Erasmo no parecía convencido.
—Por desgracia, ahora el ejército de la Humanidad estará más alerta que nunca.
—Sobre todo cuando los devoradores mecánicos alcancen su objetivo y empiecen a actuar. —A Thurr le habría gustado poder estar allí para ver aquel caos.
Erasmo se volvió hacia su compañero, un humano musculoso y con el pelo rojizo. Thurr estaba resentido con la «mascota» del robot, porque había recibido su tratamiento de inmortalidad cuando aún era lo bastante joven para aprovecharlo.
—¿Tú qué opinas, Gilbertus? —preguntó el robot.
El hombre se volvió hacia Thurr con expresión afable, como si no fuera más que un experimento fallido.
—Creo que Yorek Thurr actúa demasiado en el límite de lo que entra dentro del comportamiento humano.
—Estoy de acuerdo —dijo Erasmo, visiblemente complacido con el comentario.
—Incluso si es cierto —espetó Thurr con desdén—, sigo siendo humano, y eso es algo que tú nunca entenderás, robot. —Cuando vio que Erasmo reaccionaba con perplejidad, Thurr sintió una gran satisfacción.
No era lo mismo que la libertad, por supuesto, pero al menos había conseguido una pequeña victoria.
Mientras la Tierra, nuestra madre y lugar de nacimiento, permanezca en la memoria del humano, no habrá sido totalmente destruida.
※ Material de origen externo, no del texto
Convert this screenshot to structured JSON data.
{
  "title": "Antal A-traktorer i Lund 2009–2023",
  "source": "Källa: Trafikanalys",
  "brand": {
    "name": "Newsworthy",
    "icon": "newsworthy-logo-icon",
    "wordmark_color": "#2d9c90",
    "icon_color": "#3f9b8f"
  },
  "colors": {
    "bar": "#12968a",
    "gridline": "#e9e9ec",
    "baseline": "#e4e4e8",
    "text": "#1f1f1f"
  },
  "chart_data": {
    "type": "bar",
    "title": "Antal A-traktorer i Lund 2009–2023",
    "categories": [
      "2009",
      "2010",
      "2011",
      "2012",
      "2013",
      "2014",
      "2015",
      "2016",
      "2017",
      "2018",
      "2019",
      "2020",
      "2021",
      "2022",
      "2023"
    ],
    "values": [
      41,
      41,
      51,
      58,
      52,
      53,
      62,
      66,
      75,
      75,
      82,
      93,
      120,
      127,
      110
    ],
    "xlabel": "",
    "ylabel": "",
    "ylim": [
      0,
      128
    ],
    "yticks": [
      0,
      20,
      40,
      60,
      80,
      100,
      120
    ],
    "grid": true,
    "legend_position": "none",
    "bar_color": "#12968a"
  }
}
Al menos intentaremos convencernos de ello.
P
ORCE
B
LUDD
,
El mapa de las cicatrices
La larga sucesión de ataques atómicos le había costado muy cara a Quentin Butler. Casi dos décadas después, el antiguo comandante no podía dormir sin soñar con los miles y miles de millones de humanos aniquilados, y todo para poder derrotar a las máquinas pensantes.